Nearly 400 municipal officials, community leaders, private landowners and others have been given 30 days to decide whether they will give federal officials access to their properties or face the legal consequences. Lawsuits are being sought against those who refuse.

More than two dozen landowners or public officials, 11 in Texas alone, have been ordered by federal judges, urged by U.S. attorneys appointed by President Bush, to grant the access. Many of those targeted have pledged to block efforts by Homeland Security to survey the proposed fence sites or to begin construction.

“They came in here from Washington like storm troopers, dictating what we were going to do and how we were going to do it,” said Mr. Foster in describing Homeland Security efforts to explain its fence project. “They steamrolled us. We tried telling them that in building a fence on this border, one size does not fit all.

“Instead, we found out they had no idea of what life is like on the border, and many couldn’t find the Rio Grande with a map,” he said.

Mr.

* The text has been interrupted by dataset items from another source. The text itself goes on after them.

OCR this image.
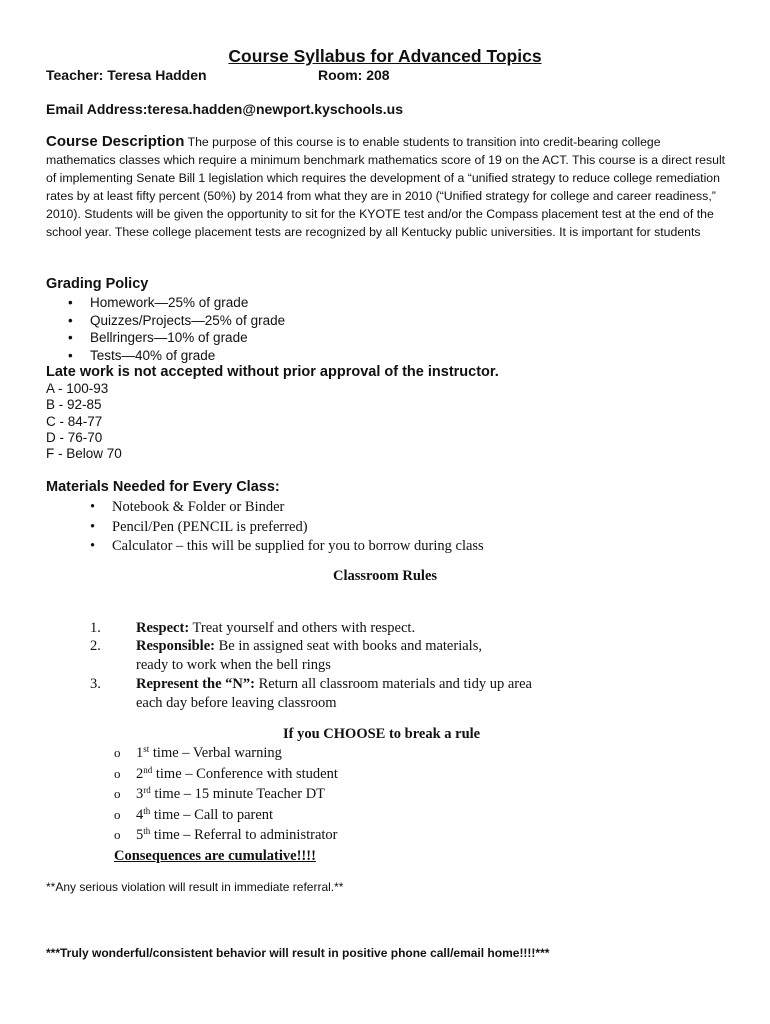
Course Syllabus for Advanced Topics
Teacher: Teresa Hadden	Room: 208
Email Address:teresa.hadden@newport.kyschools.us
Course Description The purpose of this course is to enable students to transition into credit-bearing college mathematics classes which require a minimum benchmark mathematics score of 19 on the ACT. This course is a direct result of implementing Senate Bill 1 legislation which requires the development of a “unified strategy to reduce college remediation rates by at least fifty percent (50%) by 2014 from what they are in 2010 (“Unified strategy for college and career readiness,” 2010). Students will be given the opportunity to sit for the KYOTE test and/or the Compass placement test at the end of the school year. These college placement tests are recognized by all Kentucky public universities. It is important for students
Grading Policy
• Homework—25% of grade
• Quizzes/Projects—25% of grade
• Bellringers—10% of grade
• Tests—40% of grade
Late work is not accepted without prior approval of the instructor.
A - 100-93
B - 92-85
C - 84-77
D - 76-70
F - Below 70
Materials Needed for Every Class:
• Notebook & Folder or Binder
• Pencil/Pen (PENCIL is preferred)
• Calculator – this will be supplied for you to borrow during class
Classroom Rules
1. Respect: Treat yourself and others with respect.
2. Responsible: Be in assigned seat with books and materials, ready to work when the bell rings
3. Represent the “N”: Return all classroom materials and tidy up area each day before leaving classroom
If you CHOOSE to break a rule
o 1st time – Verbal warning
o 2nd time – Conference with student
o 3rd time – 15 minute Teacher DT
o 4th time – Call to parent
o 5th time – Referral to administrator
Consequences are cumulative!!!!
**Any serious violation will result in immediate referral.**
***Truly wonderful/consistent behavior will result in positive phone call/email home!!!!***
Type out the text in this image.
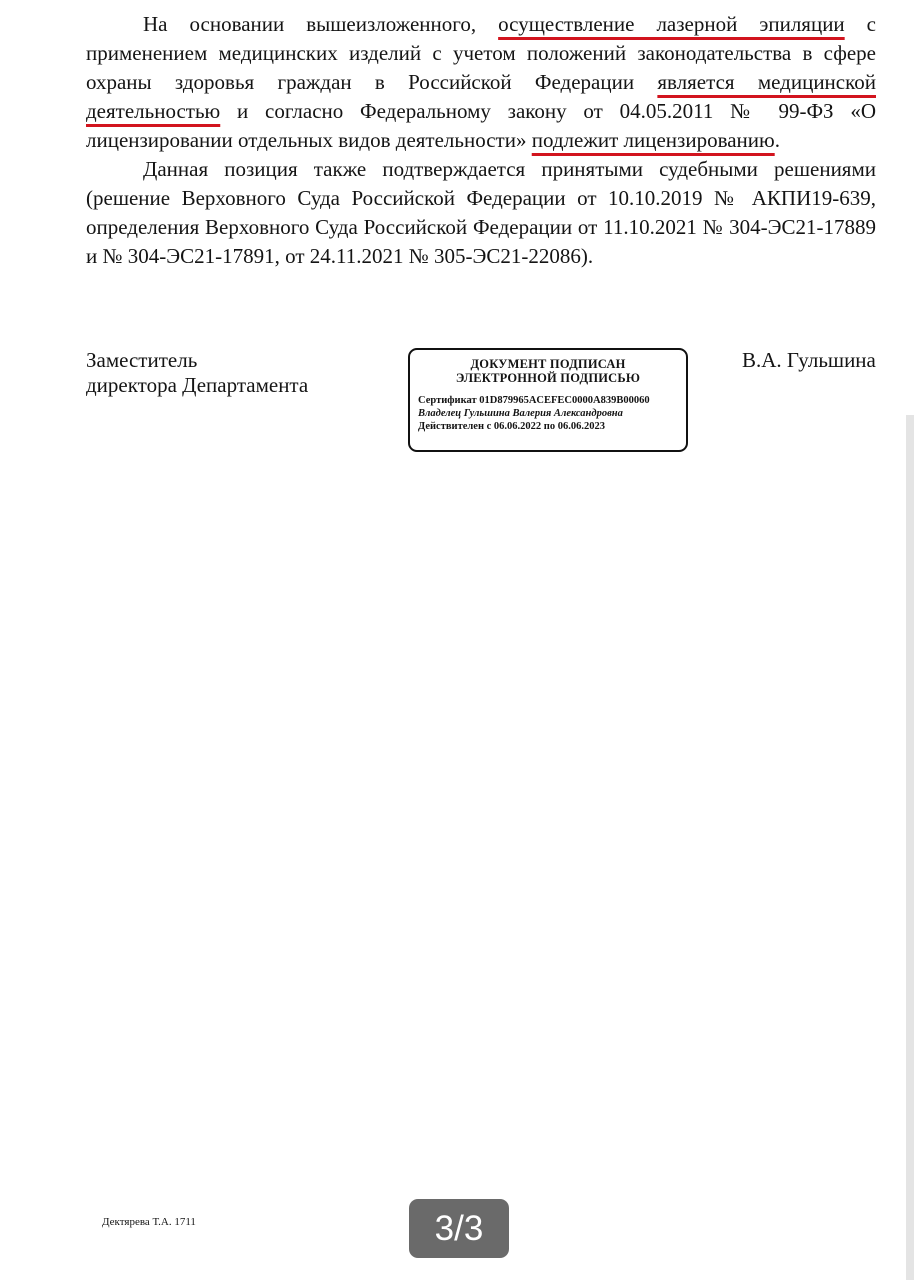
На основании вышеизложенного, осуществление лазерной эпиляции с применением медицинских изделий с учетом положений законодательства в сфере охраны здоровья граждан в Российской Федерации является медицинской деятельностью и согласно Федеральному закону от 04.05.2011 № 99-ФЗ «О лицензировании отдельных видов деятельности» подлежит лицензированию.

Данная позиция также подтверждается принятыми судебными решениями (решение Верховного Суда Российской Федерации от 10.10.2019 № АКПИ19-639, определения Верховного Суда Российской Федерации от 11.10.2021 № 304-ЭС21-17889 и № 304-ЭС21-17891, от 24.11.2021 № 305-ЭС21-22086).

Заместитель
директора Департамента
ДОКУМЕНТ ПОДПИСАН
ЭЛЕКТРОННОЙ ПОДПИСЬЮ
Сертификат 01D879965ACEFEC0000A839B00060
Владелец Гульшина Валерия Александровна
Действителен с 06.06.2022 по 06.06.2023
В.А. Гульшина
Дектярева Т.А. 1711	3/3
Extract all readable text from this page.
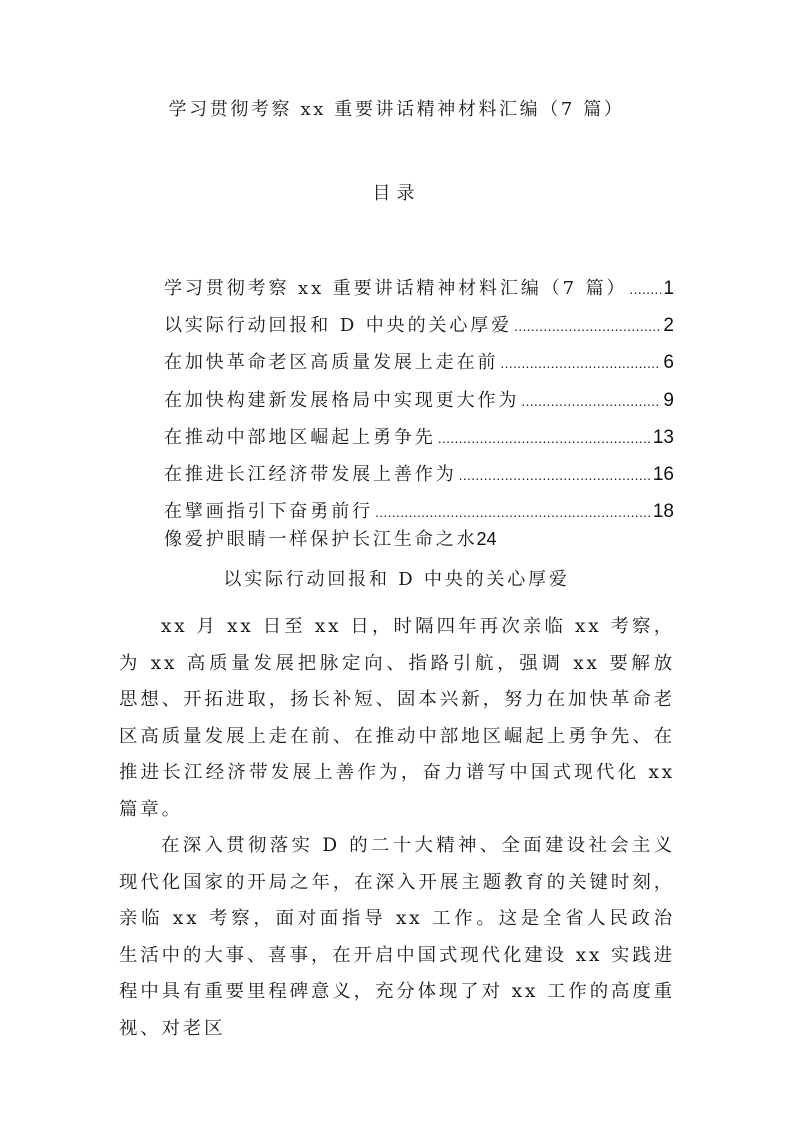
学习贯彻考察 xx 重要讲话精神材料汇编（7 篇）
目录
学习贯彻考察 xx 重要讲话精神材料汇编（7 篇） ..... 1
以实际行动回报和 D 中央的关心厚爱 .....	2
在加快革命老区高质量发展上走在前 .....	6
在加快构建新发展格局中实现更大作为 .....	9
在推动中部地区崛起上勇争先 .....	13
在推进长江经济带发展上善作为 .....	16
在擘画指引下奋勇前行 .....	18
像爱护眼睛一样保护长江生命之水 24
以实际行动回报和 D 中央的关心厚爱

xx 月 xx 日至 xx 日，时隔四年再次亲临 xx 考察，为 xx 高质量发展把脉定向、指路引航，强调 xx 要解放思想、开拓进取，扬长补短、固本兴新，努力在加快革命老区高质量发展上走在前、在推动中部地区崛起上勇争先、在推进长江经济带发展上善作为，奋力谱写中国式现代化 xx 篇章。

在深入贯彻落实 D 的二十大精神、全面建设社会主义现代化国家的开局之年，在深入开展主题教育的关键时刻，亲临 xx 考察，面对面指导 xx 工作。这是全省人民政治生活中的大事、喜事，在开启中国式现代化建设 xx 实践进程中具有重要里程碑意义，充分体现了对 xx 工作的高度重视、对老区
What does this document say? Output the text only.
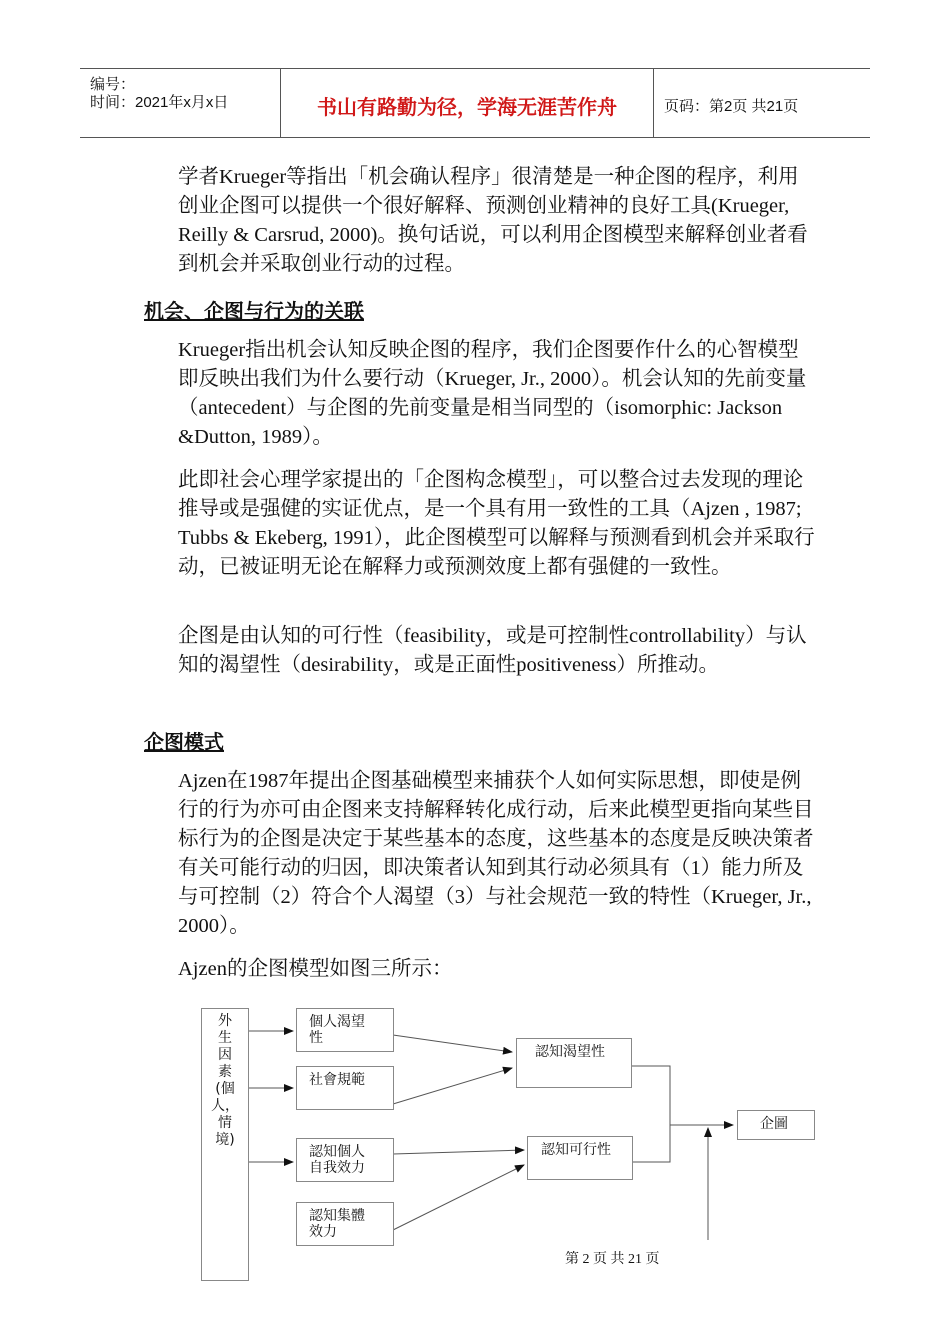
编号：
时间：2021年x月x日	书山有路勤为径，学海无涯苦作舟	页码：第2页 共21页

学者Krueger等指出「机会确认程序」很清楚是一种企图的程序，利用创业企图可以提供一个很好解释、预测创业精神的良好工具(Krueger, Reilly & Carsrud, 2000)。换句话说，可以利用企图模型来解释创业者看到机会并采取创业行动的过程。

机会、企图与行为的关联

Krueger指出机会认知反映企图的程序，我们企图要作什么的心智模型即反映出我们为什么要行动（Krueger, Jr., 2000）。机会认知的先前变量（antecedent）与企图的先前变量是相当同型的（isomorphic: Jackson &Dutton, 1989）。

此即社会心理学家提出的「企图构念模型」，可以整合过去发现的理论推导或是强健的实证优点，是一个具有用一致性的工具（Ajzen , 1987; Tubbs & Ekeberg, 1991），此企图模型可以解释与预测看到机会并采取行动，已被证明无论在解释力或预测效度上都有强健的一致性。

企图是由认知的可行性（feasibility，或是可控制性controllability）与认知的渴望性（desirability，或是正面性positiveness）所推动。

企图模式

Ajzen在1987年提出企图基础模型来捕获个人如何实际思想，即使是例行的行为亦可由企图来支持解释转化成行动，后来此模型更指向某些目标行为的企图是决定于某些基本的态度，这些基本的态度是反映决策者有关可能行动的归因，即决策者认知到其行动必须具有（1）能力所及与可控制（2）符合个人渴望（3）与社会规范一致的特性（Krueger, Jr., 2000）。

Ajzen的企图模型如图三所示：

外
生
因
素
(個
人，
情
境)
個人渴望
性
社會規範
認知個人
自我效力
認知集體
效力
認知渴望性
認知可行性
企圖
第 2 页 共 21 页
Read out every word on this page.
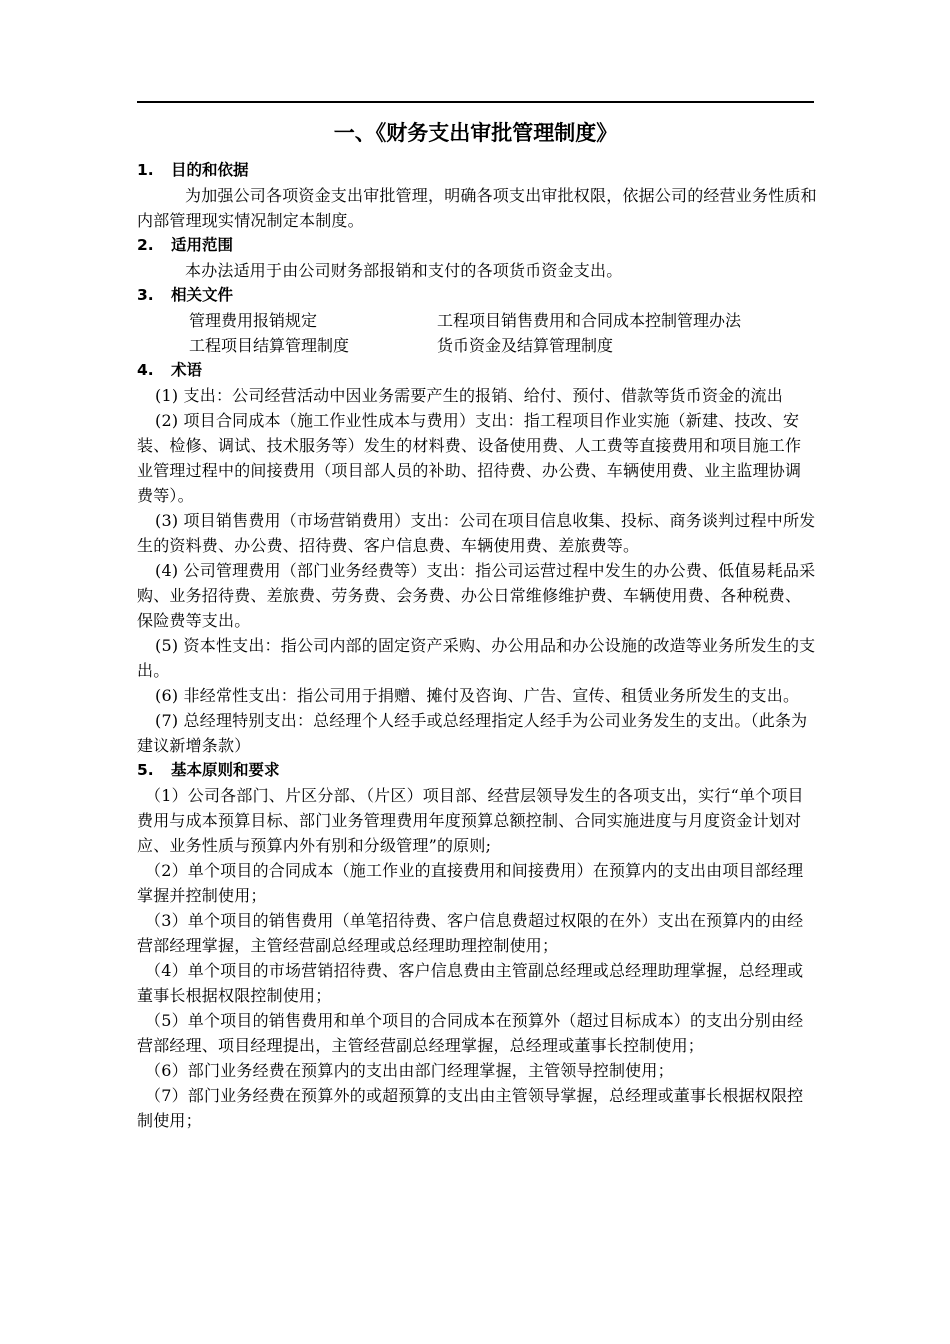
一、《财务支出审批管理制度》
1. 目的和依据
为加强公司各项资金支出审批管理，明确各项支出审批权限，依据公司的经营业务性质和内部管理现实情况制定本制度。
2. 适用范围
本办法适用于由公司财务部报销和支付的各项货币资金支出。
3. 相关文件
管理费用报销规定	工程项目销售费用和合同成本控制管理办法
工程项目结算管理制度	货币资金及结算管理制度
4. 术语
(1) 支出：公司经营活动中因业务需要产生的报销、给付、预付、借款等货币资金的流出
(2) 项目合同成本（施工作业性成本与费用）支出：指工程项目作业实施（新建、技改、安装、检修、调试、技术服务等）发生的材料费、设备使用费、人工费等直接费用和项目施工作业管理过程中的间接费用（项目部人员的补助、招待费、办公费、车辆使用费、业主监理协调费等）。
(3) 项目销售费用（市场营销费用）支出：公司在项目信息收集、投标、商务谈判过程中所发生的资料费、办公费、招待费、客户信息费、车辆使用费、差旅费等。
(4) 公司管理费用（部门业务经费等）支出：指公司运营过程中发生的办公费、低值易耗品采购、业务招待费、差旅费、劳务费、会务费、办公日常维修维护费、车辆使用费、各种税费、保险费等支出。
(5) 资本性支出：指公司内部的固定资产采购、办公用品和办公设施的改造等业务所发生的支出。
(6) 非经常性支出：指公司用于捐赠、摊付及咨询、广告、宣传、租赁业务所发生的支出。
(7) 总经理特别支出：总经理个人经手或总经理指定人经手为公司业务发生的支出。（此条为建议新增条款）
5. 基本原则和要求
（1）公司各部门、片区分部、（片区）项目部、经营层领导发生的各项支出，实行“单个项目费用与成本预算目标、部门业务管理费用年度预算总额控制、合同实施进度与月度资金计划对应、业务性质与预算内外有别和分级管理”的原则;
（2）单个项目的合同成本（施工作业的直接费用和间接费用）在预算内的支出由项目部经理掌握并控制使用；
（3）单个项目的销售费用（单笔招待费、客户信息费超过权限的在外）支出在预算内的由经营部经理掌握，主管经营副总经理或总经理助理控制使用；
（4）单个项目的市场营销招待费、客户信息费由主管副总经理或总经理助理掌握，总经理或董事长根据权限控制使用；
（5）单个项目的销售费用和单个项目的合同成本在预算外（超过目标成本）的支出分别由经营部经理、项目经理提出，主管经营副总经理掌握，总经理或董事长控制使用；
（6）部门业务经费在预算内的支出由部门经理掌握，主管领导控制使用；
（7）部门业务经费在预算外的或超预算的支出由主管领导掌握，总经理或董事长根据权限控制使用；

Valdez, a former city council member and a Del Rio teacher and coach for 35 years, said Homeland Security proposed 65 miles of fencing along the border from just north of Del Rio to south of Eagle Pass. He said the department put the plan into motion “without consulting anyone.”

“Congress passed a law mandating construction of a border fence here without any input from anyone who lives along this river,” he said.

Homeland Security spokeswoman Laura Keehner said “there should be no ambiguity about the department’s top priority — securing the homeland.” She said the department has “championed” the combination of traditional fencing, manpower and technology to help meet the goal.

“We have been steadfast in our commitment to building 370 miles of pedestrian fence and 300 miles of vehicle fence by the end of this year,” she said.

“At the direction of our leadership, our Customs and Border Patrol agents have been working diligently to reach out to and work with state and local officials, leaders and landowners all along the Southwest border,” she said, adding that Homeland Security officials held more than 18 town hall meetings and more than 600 meetings with landowners.